Какое-то время мы беззлобно поперемывали косточки начальству. Можно подумать, что оно у нас разное и мы уже лет десять не имели возможности его обсудить. Вот ведь удивительные существа люди! Или только мы, мужики? Наконец мы оторвались от столь сладостного занятия и перешли непосредственно к делу.
– Валь, я хотел тебя предупредить, чтобы ты следователя того, Царькова, из Прокуратуры СССР, пока не трогал.
– Почему? – насторожился Семенов.
– А он все равно ничего не скажет, – объяснил я и поделился с ним результатами моих давешних размышлений. Если Царьков Н.Н. вел оба дела, стало быть, он – человек более чем доверенный и к верхам приближенный, а такие люди своих не сдают. Он ни за что не признается, что фальсифицировал дела по указания сверху, и не назовет того, кто такое указание дал. И того, ради чьего спасения все это затеяли, тоже не назовет. Будет молчать, как партизан на допросе. Хуже того, он может предупредить кого надо (или наоборот, кого не надо), и тогда мы уж точно не выясним ничего. Когда дело пахнет чиновничьей или партийной элитой, пусть и тридцатилетней давности, нужно действовать очень осторожно, потому что многие из этих людей до сих пор в силе и при деньгах, а не они – так их дети, которые тоже не очень-то стремятся отдать честь своей семьи на поругание.

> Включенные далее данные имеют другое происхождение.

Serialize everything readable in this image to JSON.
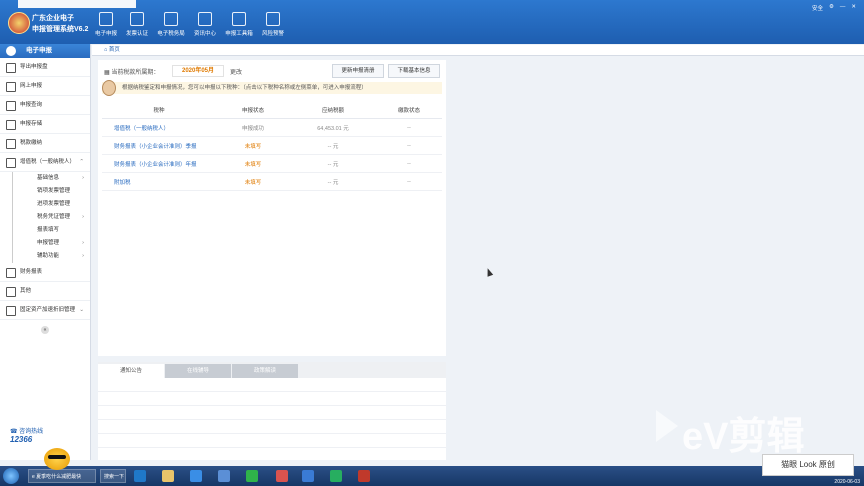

Валька слушал меня внимательно и мрачнел прямо на глазах. Даже водку пить забыл.
– Что ж ты мне вчера все это не сказал? – с досадой спросил он.
– Так я только к вечеру додумался. А что? Какая разница, вчера я тебе сказал или сегодня?
– Я вчера у него был, – удрученно пробормотал Семенов.
– У кого ты был?!
– У него. У Царькова. Как раз хотел тебе сегодня рассказать, что да как. Он мне сам сказал, что вел оба дела, так я тебя еще и удивить хотел, а ты уже все знаешь… Сюрприз не получился. Ну, ты прав, конечно, ничего он не сказал. Матом меня покрыл и выгнал.
Николай Николаевич Царьков коротал свои дни в доме престарелых и инвалидов. С семьей, как успел установить Валька, он рассорился давно и напрочь, потому как не хотел мириться с «духом наживы и стяжательства, овладевшим детьми и внуками», которые вовсю занимались бизнесом и вели «буржуазный образ жизни». Был Николай Николаевич ярым приверженцем советской власти и считал, что коммунизм не построили вовремя просто по недоразумению, потому что мешал американский империализм, на противостояние козням которого нужны были средства, силы и время, а вовсе не потому, что идея была порочной изначально и сделать это невозможно в принципе. Жить под одной крышей со своими «продавшимися идеалам капитализма» потомками овдовевший бывший следователь не желал, сдал квартиру государству и ушел в дом престарелых. В свои восемьдесят два года он был уже очень слаб и болен, передвигался с трудом, после перенесенного несколько лет назад инсульта плохо владел одной рукой, сильно приволакивал ногу и не очень внятно говорил, но соображал, как показалось моему другу Семенову, вполне-вполне.
Валентина Царьков встретил благосклонно, прочитал ему длинную лекцию об утрате современным обществом моральных ориентиров и об общем упадке нравов, посетовал на то, что никому не нужен его огромный опыт следователя и его знания, а ведь он столько интересного и важного для нынешнего поколения мог бы поведать… Вот на этом месте Валька и счел правильным приступить к тому, зачем, собственно говоря, пришел. И сразу понял, что то дело старый следователь помнит очень хорошо. Вернее, оба дела: и маньяка-убийцу Личко, и самоубийцу Лену Шляхтину. Помнить-то он помнил, а вот каяться в грехах и рассказывать, как оно было на самом деле, Николай Николаевич что-то не рвался. Правда, сперва он был – сама доброжелательность.